One Downing Street insider who was there throughout the pandemic said of Hancock to ConHome: “He wasn’t responsible for any deaths. He wasn’t important enough.”
In May 2021, when Dominic Cummings gave evidence for seven hours to the Health Select Committee, he uttered harsh criticisms of Hancock, saying he should have been sacked for “at least 15 to 20 things – including lying to everybody on multiple occasions”.
By seeking in his new book to rebut these criticisms, Hancock has tended instead to remind people of them, and of his own willingness to blame other people, for example in this entry on 29th January 2021:
“Scandalous behaviour by certain care home operators, who are unscrupulously using staff with Covid. Inspectors have identified no fewer than 40 places where this is happening.”
In a diary entry made on 27th May 2021, just after Cummings denounced him, Hancock wrote:
“Of all the many accusations Dom Cummings has hurled at me, the media seem most interested in his claims that I lied about the arrangements surrounding hospital discharges into care homes at the beginning of the pandemic.
“Annoyingly, it was only after this evening’s [Downing Street] press conference that I received some very pertinent PHE [Public Health England] data. They analysed all the Covid cases in care homes from January to October last year and found that just 1.2 per cent could be traced back to hospitals.“
This may well be correct. Care home staff did indeed catch Covid in the wider community and take it into those homes.
But Hancock seems quite oblivious to the air of bogus precision which hangs over the one statistic he gives here, namely that “just 1.2 per cent could be traced back to hospitals”.
How much work is being done by the words “could be” in this formula? Whether or not he is trying to pull the wool over our eyes, he sounds as if he is trying to do so.
Again and again, Hancock declines to take us into his confidence, but says whatever he thinks he can get away with. The cumulative effect of this special pleading is to make one lose whatever patience one may once have had with him.

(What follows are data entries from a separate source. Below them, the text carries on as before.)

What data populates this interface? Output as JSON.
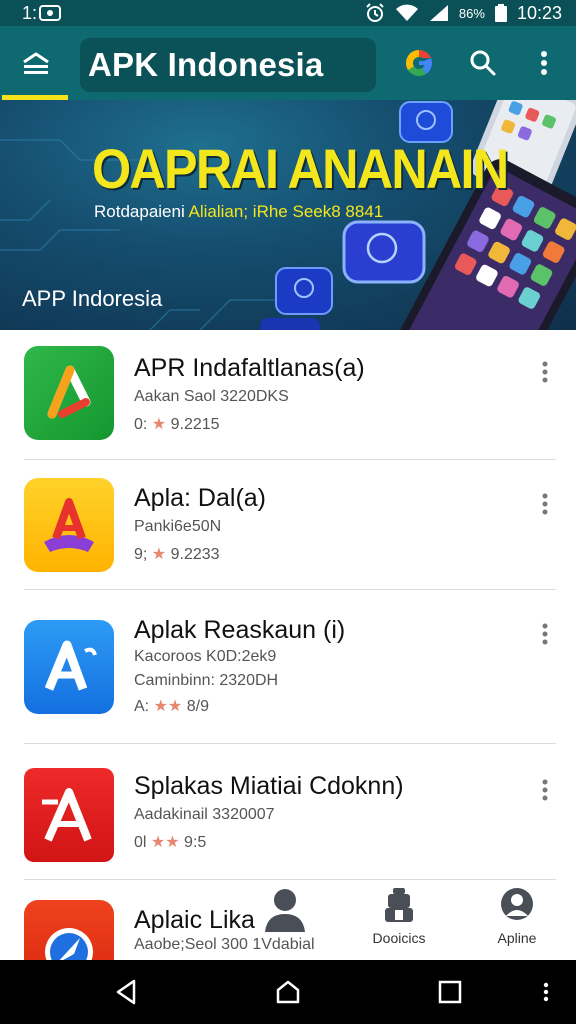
{
  "status_bar": {
    "left_text": "1:",
    "battery_percent": "86%",
    "time": "10:23"
  },
  "app_bar": {
    "title": "APK Indonesia"
  },
  "banner": {
    "title": "OAPRAI ANANAIN",
    "subtitle_white": "Rotdapaieni ",
    "subtitle_yellow": "Alialian; iRhe Seek8 ",
    "subtitle_end": "8841",
    "caption": "APP Indoresia"
  },
  "apps": [
    {
      "name": "APR Indafaltlanas(a)",
      "meta": "Aakan Saol 3220DKS",
      "meta2": "",
      "rating_prefix": "0:",
      "stars": 1,
      "rating_text": "9.2215"
    },
    {
      "name": "Apla: Dal(a)",
      "meta": "Panki6e50N",
      "meta2": "",
      "rating_prefix": "9;",
      "stars": 1,
      "rating_text": "9.2233"
    },
    {
      "name": "Aplak Reaskaun (i)",
      "meta": "Kacoroos K0D:2ek9",
      "meta2": "Caminbinn: 2320DH",
      "rating_prefix": "A:",
      "stars": 2,
      "rating_text": "8/9"
    },
    {
      "name": "Splakas Miatiai Cdoknn)",
      "meta": "Aadakinail 3320007",
      "meta2": "",
      "rating_prefix": "0l",
      "stars": 2,
      "rating_text": "9:5"
    },
    {
      "name": "Aplaic Lika",
      "meta": "Aaobe;Seol 300 1Vdabial",
      "meta2": "",
      "rating_prefix": "",
      "stars": 0,
      "rating_text": ""
    }
  ],
  "bottom_tabs": [
    {
      "label": "",
      "icon": "person-icon"
    },
    {
      "label": "Dooicics",
      "icon": "robot-icon"
    },
    {
      "label": "Apline",
      "icon": "profile-icon"
    }
  ],
  "colors": {
    "app_bar": "#0e6a70",
    "status_bar": "#0b4f57",
    "accent_yellow": "#f4e31a",
    "star": "#e8876f"
  }
}
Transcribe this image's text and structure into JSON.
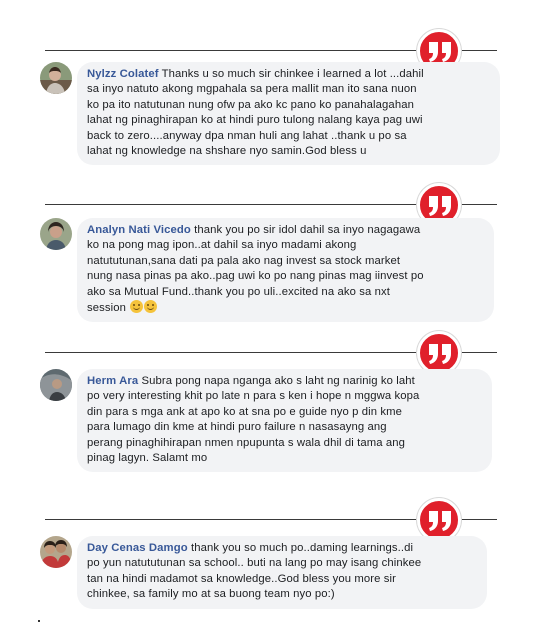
{
  "colors": {
    "quote_red": "#e0202b",
    "bubble_bg": "#f2f3f5",
    "author_blue": "#385898",
    "divider": "#3a3a3a"
  },
  "icons": {
    "quote": "quote-marks-icon",
    "emoji": "smiling-face-emoji-icon"
  },
  "comments": [
    {
      "author": "Nylzz Colatef",
      "lines": [
        "Thanks u so much sir chinkee i learned a lot ...dahil",
        "sa inyo natuto akong mgpahala sa pera mallit man ito sana nuon",
        "ko pa ito natutunan nung ofw pa ako kc pano ko panahalagahan",
        "lahat ng pinaghirapan ko at hindi puro tulong nalang kaya pag uwi",
        "back to zero....anyway dpa nman huli ang lahat ..thank u po sa",
        "lahat ng knowledge na shshare nyo samin.God bless u"
      ]
    },
    {
      "author": "Analyn Nati Vicedo",
      "lines": [
        "thank you po sir idol dahil sa inyo nagagawa",
        "ko na pong mag ipon..at dahil sa inyo madami akong",
        "natututunan,sana dati pa pala ako nag invest sa stock market",
        "nung nasa pinas pa ako..pag uwi ko po nang pinas mag iinvest po",
        "ako sa Mutual Fund..thank you po uli..excited na ako sa nxt",
        "session"
      ]
    },
    {
      "author": "Herm Ara",
      "lines": [
        "Subra pong napa nganga ako s laht ng narinig ko laht",
        "po very interesting khit po late n para s ken i hope n mggwa kopa",
        "din para s mga ank at apo ko at sna po e guide nyo p din kme",
        "para lumago din kme at hindi puro failure n nasasayng ang",
        "perang pinaghihirapan nmen npupunta s wala dhil di tama ang",
        "pinag lagyn. Salamt mo"
      ]
    },
    {
      "author": "Day Cenas Damgo",
      "lines": [
        "thank you so much po..daming learnings..di",
        "po yun natututunan sa school.. buti na lang po may isang chinkee",
        "tan na hindi madamot sa knowledge..God bless you more sir",
        "chinkee, sa family mo at sa buong team nyo po:)"
      ]
    }
  ]
}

The official inquiry into Covid, chaired by Lady Hallett, a crossbench peer and retired Appeal Court judge, will start public hearings next year, which is also when the Conservatives will have to select their candidate for the London mayoral election to be held in May 2024.
In last week’s Spectator, James Forsyth suggested:
“If Hancock is going to attempt to return to the political front line – and given his high embarrassment threshold and his sheer determination to be involved this seems probable – his most likely route would be the Tory nomination for Mayor of London.”

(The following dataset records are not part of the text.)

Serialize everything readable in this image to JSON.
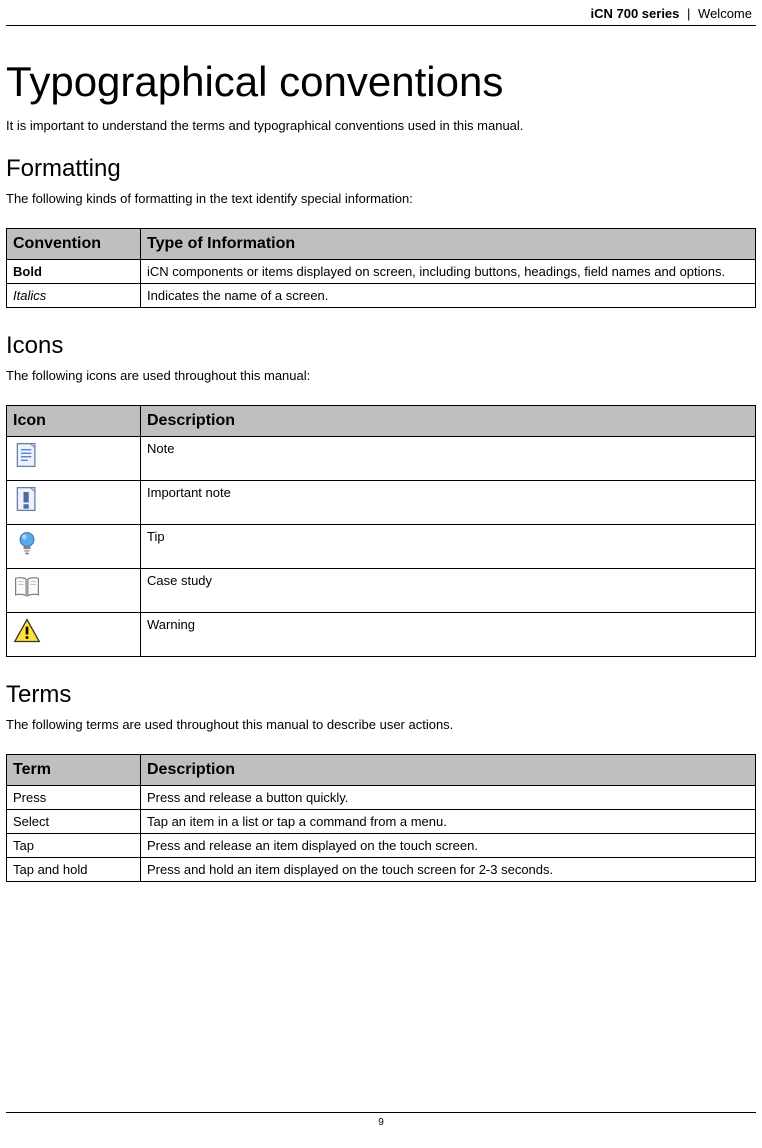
{
  "header": {
    "series": "iCN 700 series",
    "separator": "|",
    "section": "Welcome"
  },
  "title": "Typographical conventions",
  "intro": "It is important to understand the terms and typographical conventions used in this manual.",
  "formatting": {
    "heading": "Formatting",
    "intro": "The following kinds of formatting in the text identify special information:",
    "headers": {
      "col1": "Convention",
      "col2": "Type of Information"
    },
    "rows": [
      {
        "convention": "Bold",
        "info": "iCN components or items displayed on screen, including buttons, headings, field names and options."
      },
      {
        "convention": "Italics",
        "info": "Indicates the name of a screen."
      }
    ]
  },
  "icons": {
    "heading": "Icons",
    "intro": "The following icons are used throughout this manual:",
    "headers": {
      "col1": "Icon",
      "col2": "Description"
    },
    "rows": [
      {
        "name": "note-icon",
        "description": "Note"
      },
      {
        "name": "important-note-icon",
        "description": "Important note"
      },
      {
        "name": "tip-icon",
        "description": "Tip"
      },
      {
        "name": "case-study-icon",
        "description": "Case study"
      },
      {
        "name": "warning-icon",
        "description": "Warning"
      }
    ]
  },
  "terms": {
    "heading": "Terms",
    "intro": "The following terms are used throughout this manual to describe user actions.",
    "headers": {
      "col1": "Term",
      "col2": "Description"
    },
    "rows": [
      {
        "term": "Press",
        "description": "Press and release a button quickly."
      },
      {
        "term": "Select",
        "description": "Tap an item in a list or tap a command from a menu."
      },
      {
        "term": "Tap",
        "description": "Press and release an item displayed on the touch screen."
      },
      {
        "term": "Tap and hold",
        "description": "Press and hold an item displayed on the touch screen for 2-3 seconds."
      }
    ]
  },
  "footer": {
    "page_number": "9"
  }
}
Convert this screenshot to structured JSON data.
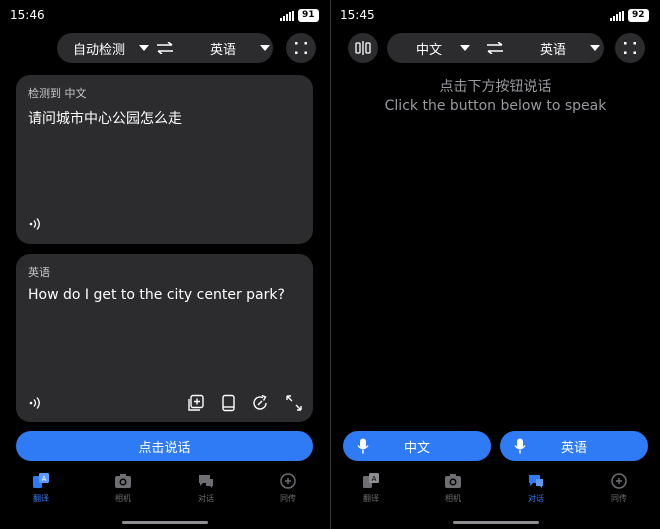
{
  "left": {
    "status": {
      "time": "15:46",
      "battery": "91"
    },
    "lang_bar": {
      "source": "自动检测",
      "target": "英语"
    },
    "source_card": {
      "label": "检测到 中文",
      "text": "请问城市中心公园怎么走"
    },
    "target_card": {
      "label": "英语",
      "text": "How do I get to the city center park?"
    },
    "speak_button": "点击说话"
  },
  "right": {
    "status": {
      "time": "15:45",
      "battery": "92"
    },
    "lang_bar": {
      "source": "中文",
      "target": "英语"
    },
    "hint_cn": "点击下方按钮说话",
    "hint_en": "Click the button below to speak",
    "mic_buttons": [
      "中文",
      "英语"
    ]
  },
  "nav": [
    {
      "label": "翻译",
      "icon": "translate-icon"
    },
    {
      "label": "相机",
      "icon": "camera-icon"
    },
    {
      "label": "对话",
      "icon": "chat-icon"
    },
    {
      "label": "同传",
      "icon": "simultaneous-icon"
    }
  ],
  "left_active_nav": "翻译",
  "right_active_nav": "对话",
  "colors": {
    "accent": "#2f7bf5",
    "card": "#2c2c2e",
    "background": "#000000"
  }
}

Here is a field in which both Ken Livingstone (Mayor from 2000-08) and Boris Johnson (Mayor from 2008-16) demonstrated that a capacity for self-promotion, by methods regarded as rackety by their more conventional colleagues, can be an advantage.

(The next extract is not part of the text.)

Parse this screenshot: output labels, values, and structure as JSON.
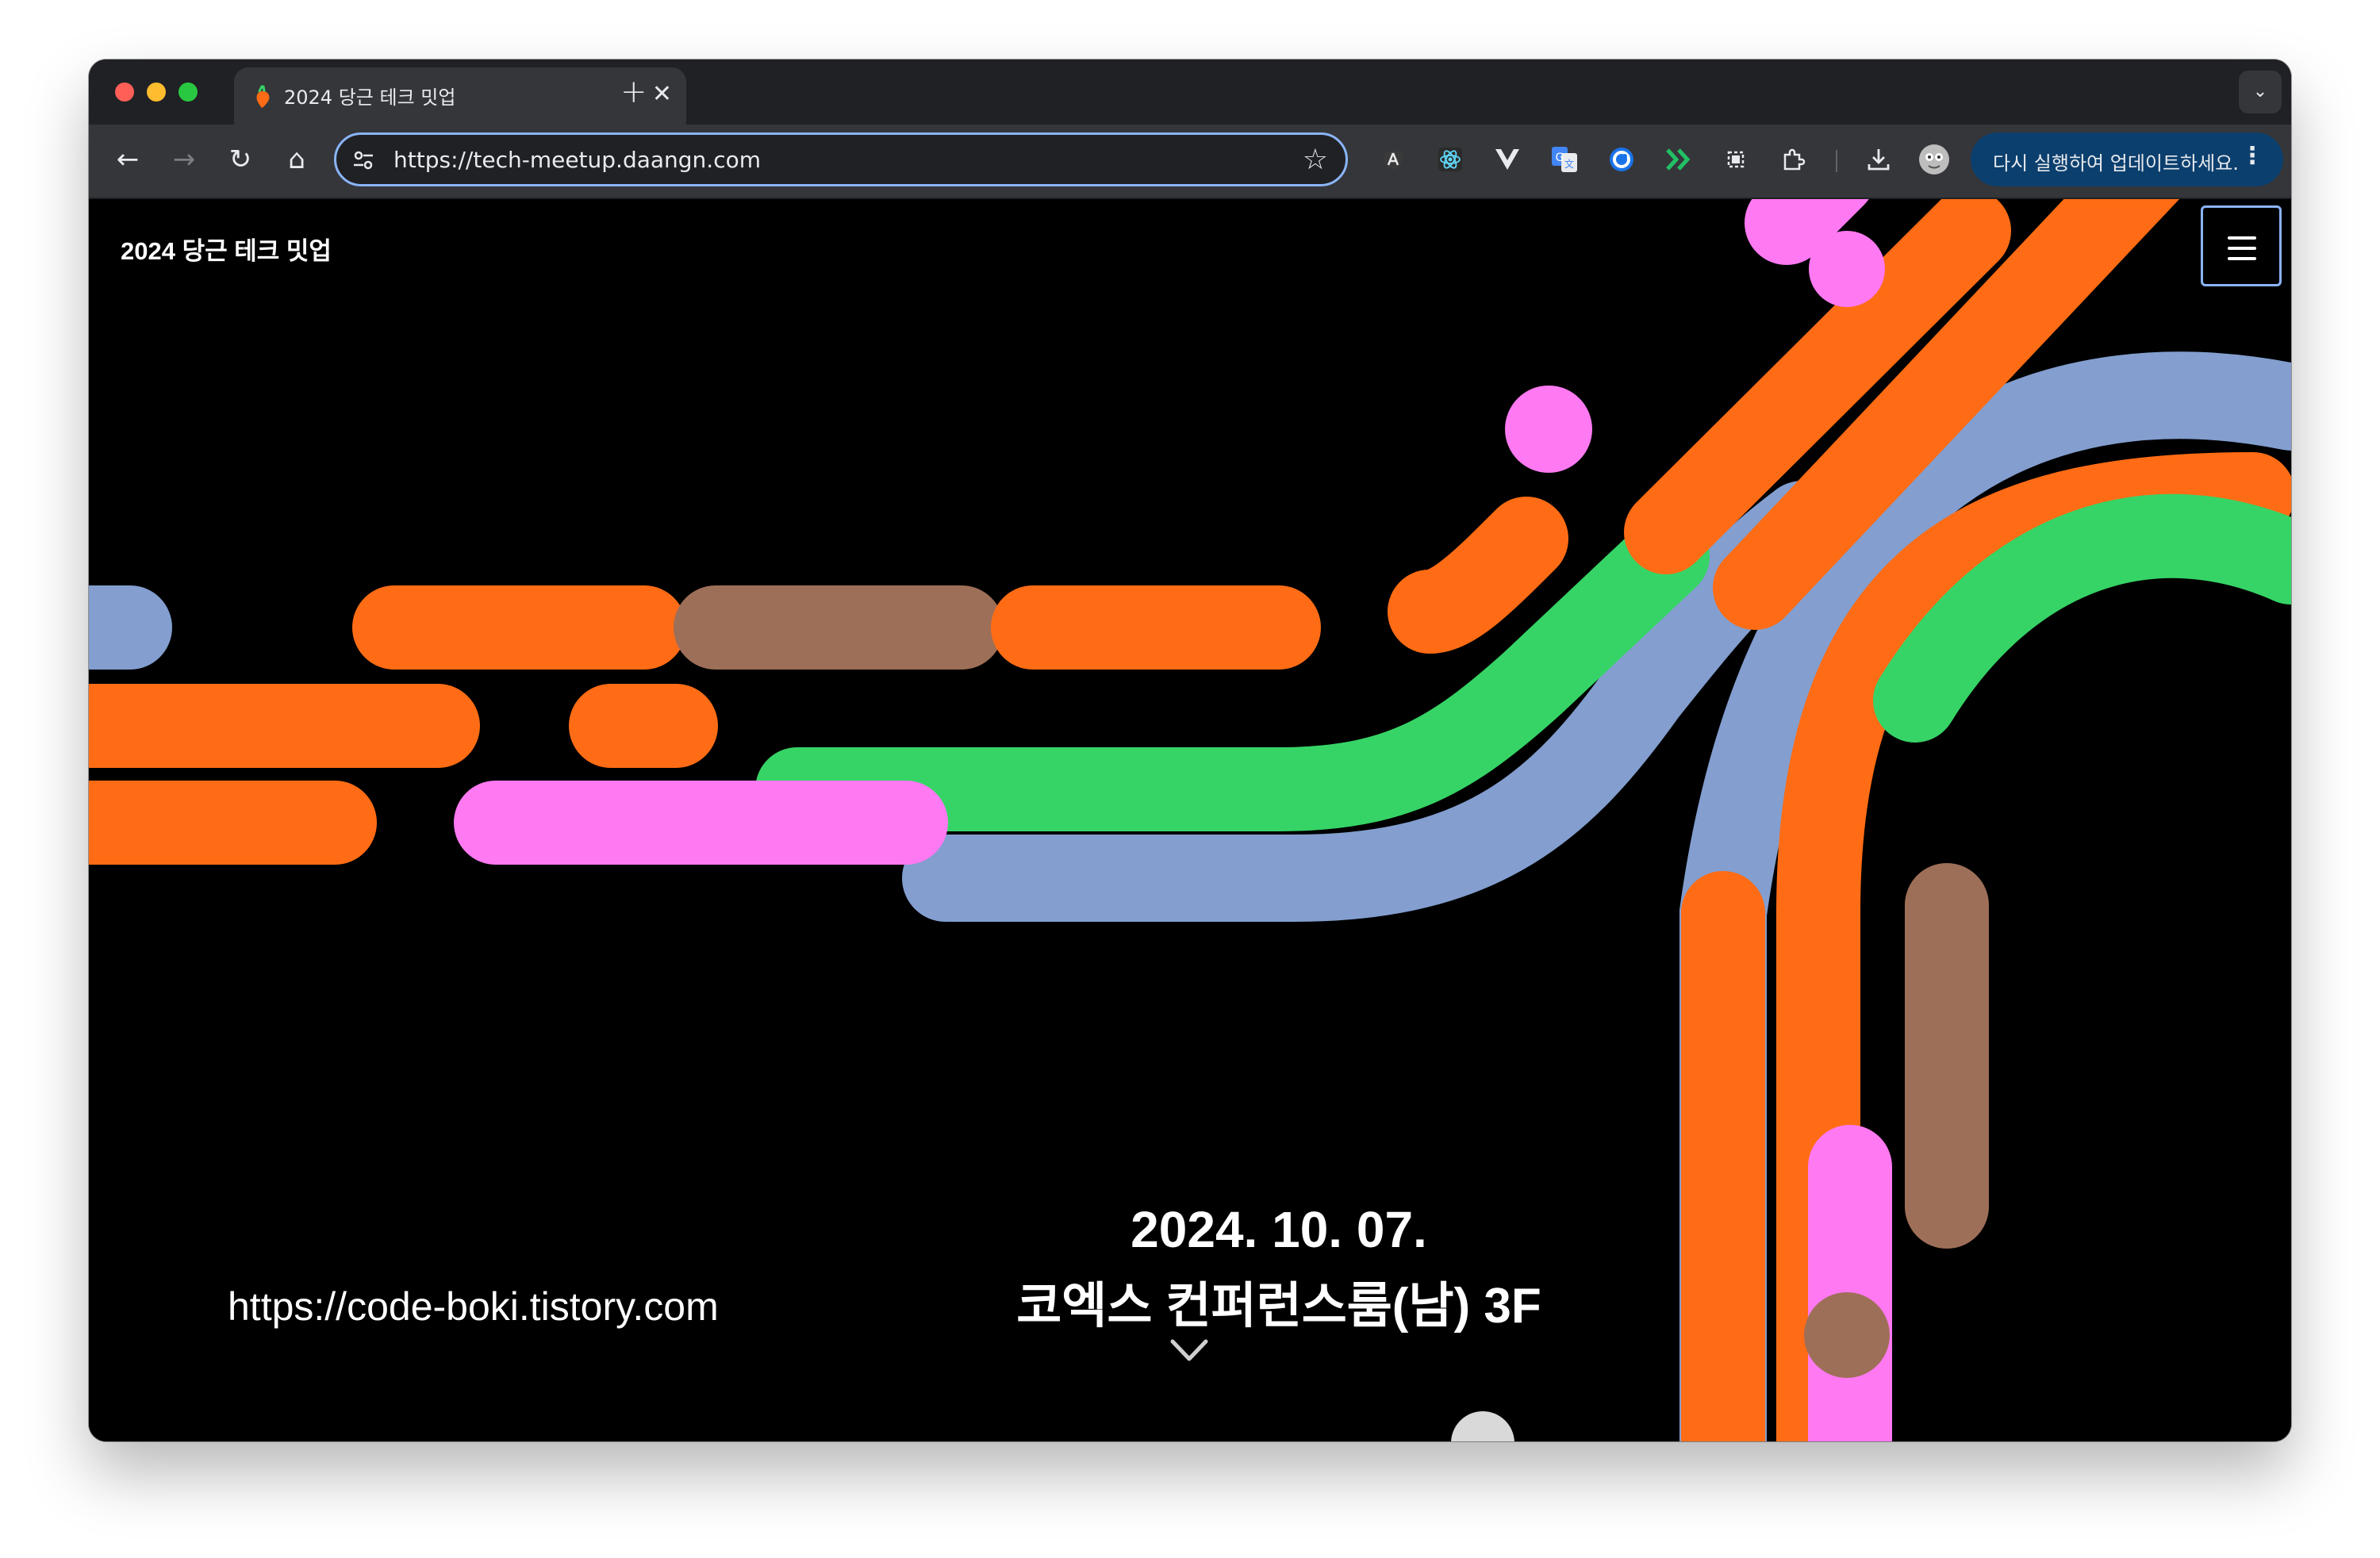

In 2007, the Conservatives had great difficulty finding a plausible candidate to run against Livingstone, who was generally reckoned to be invincible.
Greg Dyke, a former Director General of the BBC who was best known for introducing Roland Rat, a glove puppet, to viewers of breakfast television, was among those approached by the increasingly desperate Conservatives, but said he would only run as an Independent with Tory and Lib Dem support.
The Lib Dems turned down that idea, and Johnson, MP for Henley but getting nowhere at Westminster, at length decided to have a go.
Hancock is no Johnson, but in some quarters is just as distrusted, and is likewise getting nowhere at Westminster.
In February 1960 Clement Attlee, Prime Minister from 1945-51, remarked in a piece for The Observer (reprinted in Attlee’s Great Contemporaries: The Politics of Character, edited by Frank Field):
“There is one thing about politics that I think cannot be disputed: if a man stays in them long enough, they nearly always reveal him for what he is, and he tends to get not only what he deserves, but to find in his fate the reflection of his own strength and weakness.”
Hancock, only 44 years old, has already revealed much of what he is.